2012 USA Olympic Trials Home
Current Men's Qualifiers:
Qualifying Times Run: 347
Qualified by 26.2M: 85
Current Women's Qualifiers:
Qualifying Times Run: 414
Qualified by 26.2M: 196
About the Trials/Qualification Standards
Most countries around the world use a selection committee to choose their Olympic Team Members, but not the USA. Prior to 1968, a series of races were used to select the USA Olympic Marathon team, but beginning in 1968 the format was changed to a single race on a single day with the top three finishers selected to be part of the Olympic Team and the fourth and fifth finishers designated as alternates.
As a once-every-four-years opportunity to be selected to the Olympic Marathon team, the USA Olympic Team Trials is arguably the most important marathon that many will run.

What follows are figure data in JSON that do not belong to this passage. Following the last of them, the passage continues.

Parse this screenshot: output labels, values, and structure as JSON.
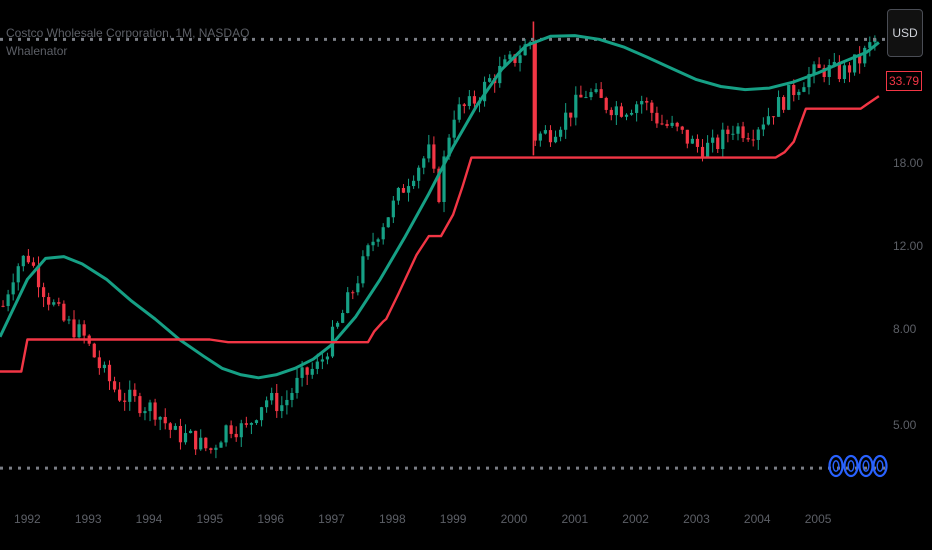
{
  "header": {
    "line1": "Costco Wholesale Corporation, 1M, NASDAQ",
    "line2": "Whalenator"
  },
  "currency_button": "USD",
  "last_price": "33.79",
  "chart_data": {
    "type": "candlestick",
    "y_scale": "log",
    "ylim": [
      3.5,
      40
    ],
    "xlim": [
      1991.55,
      2006.1
    ],
    "y_tick_labels": [
      "5.00",
      "8.00",
      "12.00",
      "18.00"
    ],
    "y_ticks": [
      5,
      8,
      12,
      18
    ],
    "x_tick_labels": [
      "1992",
      "1993",
      "1994",
      "1995",
      "1996",
      "1997",
      "1998",
      "1999",
      "2000",
      "2001",
      "2002",
      "2003",
      "2004",
      "2005"
    ],
    "x_ticks": [
      1992,
      1993,
      1994,
      1995,
      1996,
      1997,
      1998,
      1999,
      2000,
      2001,
      2002,
      2003,
      2004,
      2005
    ],
    "dotted_levels": [
      33,
      4.05
    ],
    "series": [
      {
        "kind": "close",
        "x": [
          1991.55,
          1991.8,
          1992.0,
          1992.3,
          1992.6,
          1992.9,
          1993.2,
          1993.5,
          1993.8,
          1994.1,
          1994.4,
          1994.7,
          1995.0,
          1995.3,
          1995.6,
          1995.9,
          1996.2,
          1996.5,
          1996.8,
          1997.1,
          1997.4,
          1997.7,
          1998.0,
          1998.3,
          1998.6,
          1998.75,
          1999.0,
          1999.3,
          1999.6,
          2000.0,
          2000.3,
          2000.35,
          2000.6,
          2000.9,
          2001.2,
          2001.5,
          2001.8,
          2002.1,
          2002.4,
          2002.7,
          2003.0,
          2003.3,
          2003.6,
          2003.9,
          2004.2,
          2004.5,
          2004.8,
          2005.1,
          2005.4,
          2005.7,
          2006.0
        ],
        "y": [
          8.5,
          10.8,
          11.5,
          9.5,
          8.3,
          7.8,
          6.6,
          5.8,
          5.6,
          5.4,
          4.8,
          4.7,
          4.4,
          5.0,
          4.9,
          5.7,
          5.5,
          6.3,
          6.7,
          8.1,
          10.0,
          12.5,
          14.5,
          17.0,
          19.0,
          15.0,
          23.0,
          24.0,
          27.0,
          30.0,
          33.0,
          20.5,
          21.0,
          23.0,
          25.5,
          24.0,
          23.5,
          24.5,
          22.0,
          21.0,
          19.5,
          19.5,
          21.5,
          21.0,
          23.0,
          25.0,
          27.5,
          28.5,
          28.0,
          30.0,
          33.8
        ]
      },
      {
        "name": "",
        "kind": "trend-line",
        "color": "#16a085",
        "x": [
          1991.55,
          1991.8,
          1992.0,
          1992.3,
          1992.6,
          1992.9,
          1993.3,
          1993.7,
          1994.1,
          1994.5,
          1994.9,
          1995.2,
          1995.5,
          1995.8,
          1996.1,
          1996.4,
          1996.7,
          1997.0,
          1997.4,
          1997.8,
          1998.2,
          1998.6,
          1999.0,
          1999.4,
          1999.8,
          2000.2,
          2000.6,
          2001.0,
          2001.4,
          2001.8,
          2002.2,
          2002.6,
          2003.0,
          2003.4,
          2003.8,
          2004.2,
          2004.6,
          2005.0,
          2005.4,
          2005.8,
          2006.0
        ],
        "y": [
          7.7,
          9.0,
          10.2,
          11.3,
          11.4,
          11.0,
          10.2,
          9.2,
          8.4,
          7.6,
          7.0,
          6.6,
          6.4,
          6.3,
          6.4,
          6.6,
          6.9,
          7.4,
          8.5,
          10.2,
          12.5,
          15.5,
          19.5,
          24.0,
          28.5,
          32.0,
          33.5,
          33.6,
          33.0,
          31.8,
          30.2,
          28.6,
          27.1,
          26.2,
          25.8,
          26.0,
          26.8,
          28.0,
          29.5,
          31.0,
          32.5
        ]
      },
      {
        "name": "",
        "kind": "step-line",
        "color": "#f23645",
        "x": [
          1991.55,
          1991.9,
          1992.0,
          1993.0,
          1994.0,
          1995.0,
          1995.3,
          1996.0,
          1997.0,
          1997.6,
          1997.7,
          1997.85,
          1997.9,
          1998.1,
          1998.4,
          1998.6,
          1998.8,
          1999.0,
          1999.15,
          1999.3,
          2001.0,
          2002.0,
          2003.0,
          2004.0,
          2004.3,
          2004.45,
          2004.6,
          2004.8,
          2005.0,
          2005.5,
          2005.7,
          2005.8,
          2006.0
        ],
        "y": [
          6.5,
          6.5,
          7.6,
          7.6,
          7.6,
          7.6,
          7.5,
          7.5,
          7.5,
          7.5,
          7.9,
          8.3,
          8.4,
          9.5,
          11.5,
          12.6,
          12.6,
          14.0,
          16.0,
          18.5,
          18.5,
          18.5,
          18.5,
          18.5,
          18.5,
          19.0,
          20.0,
          23.5,
          23.5,
          23.5,
          23.5,
          24.0,
          25.0
        ]
      }
    ]
  },
  "colors": {
    "background": "#000000",
    "up_candle": "#16a085",
    "down_candle": "#f23645",
    "trend_line": "#16a085",
    "step_line": "#f23645",
    "axis_text": "#5c5f66",
    "dotted_line": "#7a7d85"
  }
}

For some, just getting to the Trials is a goal in itself and marks them as among the best in the USA. For others, the Trials is the first step in making the Olympic Team. Whatever the motivation for running the Trials, one thing is for sure: the men and women who will represent the USA at the 2012 Olympic Marathon in London will come from the lists on these pages.
The Qualifying Standards - History, Pre-2008
The Men's and Women's Long Distance Running (LDR) divisions of USA Track & Field (USATF) set separate qualifying standards and they may change during each four-year cycle. Prior to 2008, all qualifying was done through times achieved at the marathon distance and two standards were available: a tougher standard (the A-Standard) which gave the runner a fully-paid trip to the Trials and a B-Standard which allowed entry, but required the athlete to pay his/her own way. An exception to the marathon-only qualification was set for the women's marathon in 1988 and 1992, when B-Standard qualifying times were set for achievements at the Half-Marathon and 10,000m distances.
Qualifying Standards - 2008
For the 2008 Trials, Men's and Women's LDR added shorter standards to the Qualifying distances in the hope that some promising track stars might choose to jump up to the marathon distance and/or that promising marathoners who were unable to run a marathon in the qualifying window might still find multiple opportunities to qualify as it is theoretically easier to run a bunch of 10,000m or Half Marathon races compared to the toll a marathon puts on a body. For 2008, the Women's qualifying standards added the 10,000m (track) distance as an additional B-Standard; and the Men's qualifying standards included a 10,000m (track) AND 5,000m (track) distances to the qualifying standards as B-Standards. Ultimately, the addition of the 10,000m standards for men and women had limited success as they added 25 qualifiers (only 8 starters) for the men and 10 qualifiers (only 1 starter) for the women. The idea of adding a 5,000m standard for the men was a dismal failure as it added 16 "qualifiers" to the list, but not a single one was interested in actually participating in the marathon.
Qualifying Standards - 2012 = Discrimination?
With some success at prior use of shorter qualifying distances, both the men's and women's standards for 2012 included Half Marathon (great idea!) and 10,000m (limited efficacy) standards for qualifying. Men's LDR made the bold decision of removing a B-Standard from the marathon qualifying times, we think a questionable decision. What separates the men and women's qualifying for 2012, is that virtually ALL of the men's standards are being considered A-Standards, meaning that ALL men will gain a free trip to Houston, even as it seems that a minority are using the marathon to gain entry to the Trials. On the other hand, women qualifying by the Half Marathon or 10,000m distances will have a B-Standard and MOST women will need to pay their own travel and hotel for the Trials. [as of today, 159 of 161 men will have their trip paid for, whereas only 45 of 226 women will have their trip paid for.]